ペン先にかかる力でセンサーが物理的に変形し、電気抵抗の変化を計測します。構造がシンプルでコストが低い反面、長期使用で校正ずれが生じることがあります。
ペン先の変位が静電容量の変化として検出されます。物理的な接触部品がないため耐久性に優れ、温度変化の影響も少ない高精度な方式です。Wacom Pro Pen 3 はこの方式を採用しています。
圧力を加えると電圧を発生する圧電素子(ピエゾ素子)を利用する方式です。応答速度が速く、微小な圧力変化も検出できますが、コストが高い傾向にあります。
筆圧感知の生データとソフトウェア上の出力(線の太さ等)の関係は「筆圧カーブ」で調整可能です。Wacom ドライバ、CLIP STUDIO PAINT、Photoshop などの描画ソフトは筆圧カーブのカスタマイズUIを提供しています。

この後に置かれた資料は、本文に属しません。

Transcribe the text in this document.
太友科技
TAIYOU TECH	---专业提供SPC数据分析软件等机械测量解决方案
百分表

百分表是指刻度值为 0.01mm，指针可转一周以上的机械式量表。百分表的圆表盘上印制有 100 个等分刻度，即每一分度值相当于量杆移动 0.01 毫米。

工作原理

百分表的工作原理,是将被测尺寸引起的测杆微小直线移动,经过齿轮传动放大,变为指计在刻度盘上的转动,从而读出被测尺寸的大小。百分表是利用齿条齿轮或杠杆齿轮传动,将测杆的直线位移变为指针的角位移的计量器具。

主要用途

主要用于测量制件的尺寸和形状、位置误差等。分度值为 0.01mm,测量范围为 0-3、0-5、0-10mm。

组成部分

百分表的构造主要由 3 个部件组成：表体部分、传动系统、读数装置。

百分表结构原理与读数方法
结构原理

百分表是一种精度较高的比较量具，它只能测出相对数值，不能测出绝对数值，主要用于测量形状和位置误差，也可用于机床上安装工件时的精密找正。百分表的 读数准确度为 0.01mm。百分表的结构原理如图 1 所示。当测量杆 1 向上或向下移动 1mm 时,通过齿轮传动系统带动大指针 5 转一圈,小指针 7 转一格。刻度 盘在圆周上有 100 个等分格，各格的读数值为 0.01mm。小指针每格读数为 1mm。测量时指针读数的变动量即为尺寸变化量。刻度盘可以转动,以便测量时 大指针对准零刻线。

プロのイラストレーターは筆・鉛筆・マーカーなどのブラシごとに異なる筆圧カーブを設定し、画材ごとの書き味を再現しています。
筆圧感知と傾き検知(Tilt Sensitivity)を組み合わせることで、さらに表現の幅が広がります。鉛筆を寝かせて広い面を塗る、筆を立てて細い線を描くといった自然な操作が可能になります。
Wacom Pro Pen 3 は筆圧8,192段階 + チルト±60°の組み合わせで、筆圧と傾きの2軸でブラシの挙動を制御できます。Apple Pencil Pro のバレルロール(回転検知)を加えると3軸の表現が可能です。
A1: 趣味のイラストなら2,048段階で十分です。プロの漫画・イラスト制作なら4,096段階以上を推奨します。8,192段階と16,384段階の差は、入り抜きの極端に軽い筆圧域でのみ体感できるレベルです。
A2: まずドライバの再インストールを試してください。次にアプリケーション側の筆圧設定(CLIP STUDIO PAINTなら「ブラシサイズ影響元」で「筆圧」にチェック)を確認します。それでも効かない場合はペン先(ニブ)の摩耗か、ペン内部センサーの故障の可能性があります。
A3: 非対応ペンは常に一定の線幅・濃さしか出せないため、強弱のない機械的な線になります。筆圧対応ペンは力の入れ具合で自然な抑揚が付き、手描きイラストの温かみのある表現が可能です。ノートテイキングでも文字の強弱が再現され読みやすくなります。